Я ждала, пока он выйдет, и меня увидела его сестра, Линетта. Она мне показалась высокой и взрослой, и ей очень хотелось узнать, что происходит. Так что я ей все рассказала. Не стоило этого делать, потому что она тут же начала дразнить Брайса через дверь.
— Эй, малыш, тут тебя горячая штучка дожидается! Что с тобой такое? Ты, что, испугался?
Это было отвратительно! Я дернула ее за руку и попросила прекратить, но она отказалась, и я просто ушла.
Мама уже разговаривала с миссис Доски. В руках мамы Брайса я увидела замечательный лимонный пирог, приготовленный сегодня нам не десерт. Сахарная пудра покрывала его, словно снег, и вокруг распространялся чудесный лимонный аромат.
У меня слюнки потекли только от одного взгляда на этот пирог! Но мама отдала его миссис Доски, и я знала, что назад нам его не получить. Мне оставалось только наслаждаться его ароматом, слушая, как две мамы обсуждают магазины и прогноз погоды.

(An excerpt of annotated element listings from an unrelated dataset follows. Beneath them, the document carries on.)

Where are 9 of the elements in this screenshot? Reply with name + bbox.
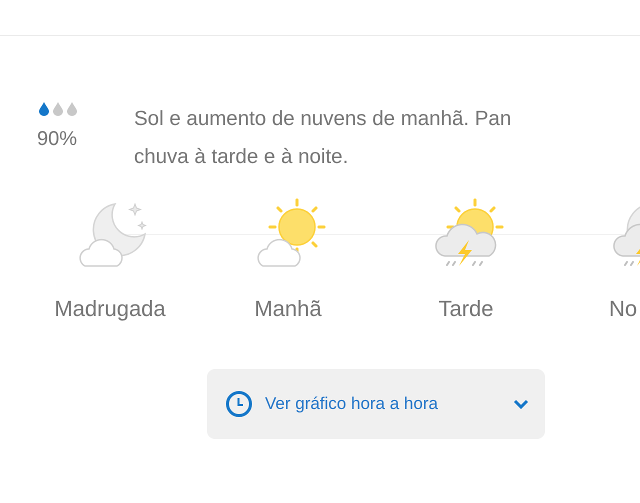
period-label: No — [609, 296, 638, 322]
forecast-description: Sol e aumento de nuvens de manhã. Pan chuva à tarde e à noite. — [134, 106, 512, 170]
chevron-down-icon — [513, 399, 529, 409]
period-label: Tarde — [438, 296, 494, 322]
rain-chance: 90% — [37, 128, 78, 151]
hourly-chart-button[interactable]: Ver gráfico hora a hora — [207, 369, 545, 439]
clock-icon — [225, 390, 253, 418]
period-label: Madrugada — [54, 296, 166, 322]
period-label: Manhã — [254, 296, 322, 322]
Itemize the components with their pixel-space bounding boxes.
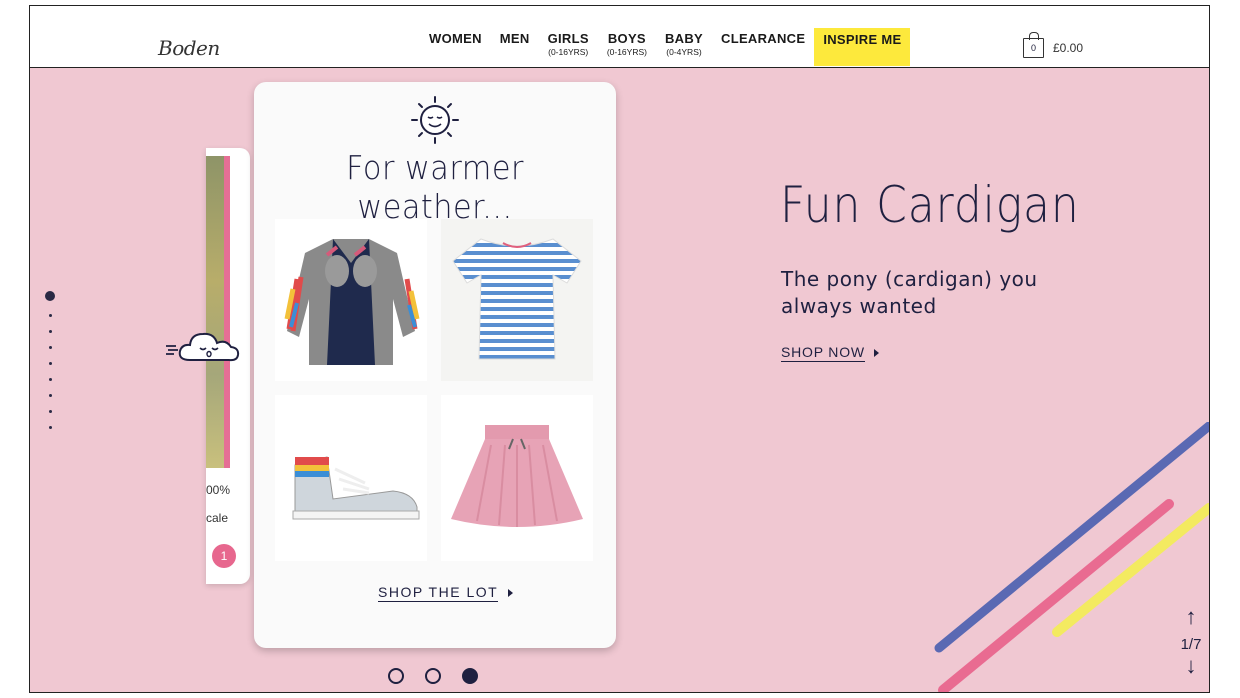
shop-now-label: SHOP NOW [781,344,865,362]
nav-label: WOMEN [429,31,482,46]
hero-title: Fun Cardigan [780,176,1080,234]
sun-icon [411,96,459,144]
previous-card[interactable]: 00% cale 1 [206,148,250,584]
product-tile-tshirt[interactable] [441,219,593,381]
section-dot-nav [45,291,55,429]
nav-men[interactable]: MEN [491,6,539,68]
carousel-dot[interactable] [425,668,441,684]
section-dot[interactable] [48,394,52,397]
decorative-stripes [934,422,1209,692]
card-title: For warmer weather... [346,148,524,226]
striped-tshirt-image [452,238,582,360]
cardigan-image [284,239,420,365]
nav-clearance[interactable]: CLEARANCE [712,6,814,68]
sleepy-cloud-icon [166,332,240,362]
hero-subtitle: The pony (cardigan) you always wanted [781,267,1038,318]
slide-count: 1/7 [1180,636,1202,653]
nav-inspire-me[interactable]: INSPIRE ME [814,28,911,66]
product-tile-sneaker[interactable] [275,395,427,561]
section-dot[interactable] [48,314,52,317]
nav-label: BABY [664,31,704,46]
section-dot[interactable] [48,378,52,381]
carousel-dots [388,668,478,684]
nav-label: MEN [499,31,530,46]
previous-card-badge: 1 [212,544,236,568]
nav-sub-label: (0-16YRS) [548,47,589,57]
sneaker-image [292,456,420,520]
nav-girls[interactable]: GIRLS (0-16YRS) [539,6,598,68]
shop-now-link[interactable]: SHOP NOW [781,344,879,362]
basket-button[interactable]: 0 £0.00 [1023,32,1084,58]
section-dot[interactable] [45,291,55,301]
carousel-dot[interactable] [388,668,404,684]
section-dot[interactable] [48,346,52,349]
product-tile-skirt[interactable] [441,395,593,561]
section-dot[interactable] [48,426,52,429]
carousel-dot[interactable] [462,668,478,684]
nav-baby[interactable]: BABY (0-4YRS) [656,6,712,68]
nav-label: INSPIRE ME [823,32,902,47]
previous-card-photo [206,156,230,468]
arrow-up-icon[interactable]: ↑ [1176,606,1206,628]
basket-count: 0 [1030,43,1036,53]
nav-sub-label: (0-4YRS) [666,47,702,57]
previous-card-text: 00% [206,483,231,497]
shopping-bag-icon: 0 [1023,32,1044,58]
slide-pager: ↑ 1/7 ↓ [1176,606,1206,677]
nav-women[interactable]: WOMEN [420,6,491,68]
arrow-down-icon[interactable]: ↓ [1176,655,1206,677]
brand-logo[interactable]: Boden [158,36,220,60]
nav-label: CLEARANCE [721,31,806,46]
nav-boys[interactable]: BOYS (0-16YRS) [598,6,656,68]
shop-the-lot-label: SHOP THE LOT [378,584,499,602]
previous-card-text: cale [206,511,229,525]
nav-label: BOYS [607,31,646,46]
main-nav: WOMEN MEN GIRLS (0-16YRS) BOYS (0-16YRS) B… [420,6,911,68]
nav-sub-label: (0-16YRS) [606,47,647,57]
shop-the-lot-link[interactable]: SHOP THE LOT [378,584,514,602]
nav-label: GIRLS [547,31,589,46]
page-frame: Boden WOMEN MEN GIRLS (0-16YRS) BOYS (0-16… [29,5,1210,693]
outfit-card: For warmer weather... SHOP THE LOT [254,82,616,648]
site-header: Boden WOMEN MEN GIRLS (0-16YRS) BOYS (0-16… [30,6,1209,68]
caret-right-icon [508,589,514,597]
section-dot[interactable] [48,330,52,333]
pink-skirt-image [451,425,583,527]
section-dot[interactable] [48,410,52,413]
caret-right-icon [873,349,879,357]
basket-total: £0.00 [1053,41,1084,55]
product-tile-cardigan[interactable] [275,219,427,381]
section-dot[interactable] [48,362,52,365]
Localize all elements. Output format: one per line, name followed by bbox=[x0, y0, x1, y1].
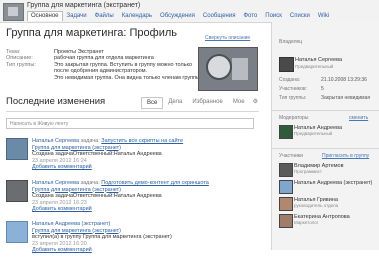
nav-tab-main[interactable]: Основное bbox=[27, 11, 63, 21]
top-bar: Группа для маркетинга (экстранет) Основн… bbox=[0, 0, 379, 23]
members-label: Участников: bbox=[279, 86, 307, 92]
nav-tab-messages[interactable]: Сообщения bbox=[199, 11, 240, 21]
feed-item: Наталья Сергеева задача: Запустить все с… bbox=[6, 138, 259, 180]
group-image bbox=[198, 47, 258, 91]
owner-role: Предварительный bbox=[295, 64, 334, 69]
feed-item-text: вступил(а) в группу Группа для маркетинг… bbox=[32, 234, 172, 240]
participant-row: Владимир Артемов Программист bbox=[279, 163, 379, 179]
moderator-avatar[interactable] bbox=[279, 125, 293, 139]
type-label: Тип группы: bbox=[279, 95, 307, 101]
add-comment-link[interactable]: Добавить комментарий bbox=[32, 164, 92, 170]
group-type-label: Тип группы: bbox=[6, 61, 36, 68]
owner-avatar[interactable] bbox=[279, 57, 294, 72]
participant-row: Наталья Андреева (экстранет) bbox=[279, 180, 379, 196]
participant-row: Екатерина Антропова Маркетолог bbox=[279, 214, 379, 230]
owner-name[interactable]: Наталья Сергеева bbox=[295, 57, 342, 63]
add-comment-link[interactable]: Добавить комментарий bbox=[32, 206, 92, 212]
feed-title: Последние изменения bbox=[6, 96, 106, 107]
add-comment-link[interactable]: Добавить комментарий bbox=[32, 247, 92, 253]
participant-role: руководитель отдела bbox=[294, 203, 339, 208]
nav-tab-search[interactable]: Поиск bbox=[261, 11, 286, 21]
group-link[interactable]: Группа для маркетинга (экстранет) bbox=[32, 145, 121, 151]
author-link[interactable]: Наталья Сергеева bbox=[32, 180, 79, 186]
collapse-description-link[interactable]: Свернуть описание bbox=[205, 35, 250, 41]
nav-tab-tasks[interactable]: Задачи bbox=[63, 11, 91, 21]
feed-divider bbox=[6, 111, 259, 112]
feed-item-date: 23 апреля 2012 16:20 bbox=[32, 240, 87, 247]
type-row: Тип группы: Закрытая невидимая bbox=[279, 95, 379, 101]
participant-role: Программист bbox=[294, 169, 322, 174]
members-row: Участников: 5 bbox=[279, 86, 324, 92]
moderator-row: Наталья Андреева Предварительный bbox=[279, 125, 379, 141]
nav-tab-photos[interactable]: Фото bbox=[239, 11, 261, 21]
participant-avatar[interactable] bbox=[279, 180, 293, 194]
feed-settings-icon[interactable]: ⚙ bbox=[250, 97, 261, 109]
feed-item-date: 23 апреля 2012 16:24 bbox=[32, 157, 87, 164]
participant-avatar[interactable] bbox=[279, 163, 293, 177]
feed-item-date: 23 апреля 2012 16:23 bbox=[32, 199, 87, 206]
participant-row: Наталья Гривина руководитель отдела bbox=[279, 197, 379, 213]
feed-item-text: Создана задачаОтветственный:Наталья Андр… bbox=[32, 193, 162, 199]
owner-header: Владелец bbox=[279, 39, 303, 45]
group-logo-icon bbox=[3, 3, 24, 21]
sidebar-divider bbox=[272, 148, 379, 149]
group-link[interactable]: Группа для маркетинга (экстранет) bbox=[32, 187, 121, 193]
author-link[interactable]: Наталья Сергеева bbox=[32, 138, 79, 144]
group-title: Группа для маркетинга (экстранет) bbox=[27, 2, 141, 9]
feed-tab-mine[interactable]: Мое bbox=[228, 97, 250, 109]
task-title-link[interactable]: Подготовить демо-контент для скриншота bbox=[101, 180, 209, 186]
members-value: 5 bbox=[321, 86, 324, 92]
visibility-label bbox=[6, 75, 54, 81]
participant-role: Маркетолог bbox=[294, 220, 319, 225]
participant-avatar[interactable] bbox=[279, 197, 293, 211]
nav-tab-discussions[interactable]: Обсуждения bbox=[156, 11, 199, 21]
author-avatar[interactable] bbox=[6, 180, 28, 202]
participant-avatar[interactable] bbox=[279, 214, 293, 228]
task-label: задача: bbox=[80, 138, 100, 144]
created-row: Создана: 21.10.2008 13:29:36 bbox=[279, 77, 367, 83]
sidebar-divider bbox=[272, 110, 379, 111]
feed-tab-all[interactable]: Все bbox=[141, 97, 164, 109]
author-avatar[interactable] bbox=[6, 138, 28, 160]
group-link[interactable]: Группа для маркетинга (экстранет) bbox=[32, 228, 121, 234]
group-type-value: Это закрытая группа. Вступить в группу м… bbox=[54, 61, 193, 75]
nav-tab-calendar[interactable]: Календарь bbox=[118, 11, 156, 21]
nav-tab-files[interactable]: Файлы bbox=[91, 11, 118, 21]
created-value: 21.10.2008 13:29:36 bbox=[321, 77, 367, 83]
invite-to-group-link[interactable]: Пригласить в группу bbox=[322, 153, 369, 159]
nav-tab-wiki[interactable]: Wiki bbox=[314, 11, 333, 21]
group-info: Тема: Проекты Экстранет Описание: рабочая … bbox=[6, 49, 202, 81]
author-avatar[interactable] bbox=[6, 221, 28, 243]
feed-tab-work[interactable]: Дела bbox=[163, 97, 187, 109]
page-title: Группа для маркетинга: Профиль bbox=[6, 27, 177, 39]
feed-tab-favorites[interactable]: Избранное bbox=[187, 97, 227, 109]
feed-tabs: Все Дела Избранное Мое ⚙ bbox=[141, 97, 261, 109]
participants-header: Участники bbox=[279, 153, 303, 159]
moderator-role: Предварительный bbox=[294, 131, 333, 136]
task-label: задача: bbox=[80, 180, 100, 186]
type-value: Закрытая невидимая bbox=[321, 95, 371, 101]
feed-item: Наталья Сергеева задача: Подготовить дем… bbox=[6, 180, 259, 222]
sidebar: Владелец Наталья Сергеева Предварительны… bbox=[271, 22, 379, 250]
feed-item: Наталья Андреева (экстранет) Группа для … bbox=[6, 221, 259, 263]
moderators-header: Модераторы bbox=[279, 115, 309, 121]
task-title-link[interactable]: Запустить все скрипты на сайте bbox=[101, 138, 183, 144]
author-link[interactable]: Наталья Андреева (экстранет) bbox=[32, 221, 110, 227]
feed-item-text: Создана задачаОтветственный:Наталья Андр… bbox=[32, 151, 162, 157]
change-moderators-link[interactable]: сменить bbox=[349, 115, 368, 121]
feed-post-input[interactable]: Написать в Живую ленту bbox=[6, 118, 254, 129]
visibility-value: Это невидимая группа. Она видна только ч… bbox=[54, 74, 202, 81]
group-nav: Основное Задачи Файлы Календарь Обсужден… bbox=[27, 11, 333, 21]
nav-tab-lists[interactable]: Списки bbox=[286, 11, 314, 21]
participant-name[interactable]: Наталья Андреева (экстранет) bbox=[294, 180, 372, 186]
created-label: Создана: bbox=[279, 77, 301, 83]
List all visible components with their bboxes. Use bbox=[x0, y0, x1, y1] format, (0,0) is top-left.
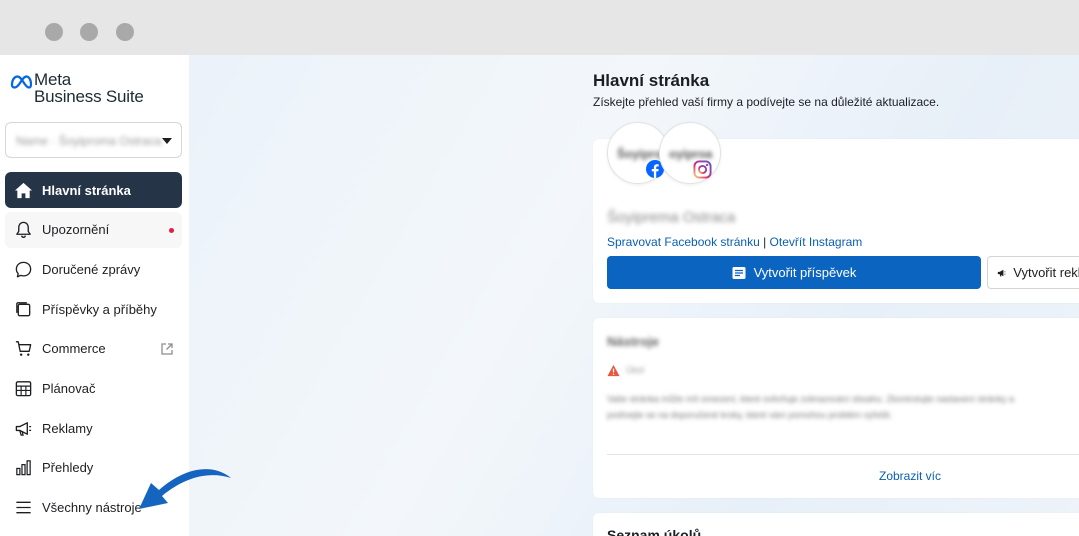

А потом мы с мамой пошли домой. Я была в смятении. Мне даже не удалось поиграть с Брайсом! Я знала только, что у него сверкающие голубые глаза, что у него есть сестра, которой нельзя доверять, и что он почти поцеловал меня.
Заснула я в ту ночь с мыслями о почти случившемся поцелуе. А на что вообще похож поцелуй? Интуитивно я догадывалась, что он совсем не похож на те, что я получала перед сном от мамы и папы.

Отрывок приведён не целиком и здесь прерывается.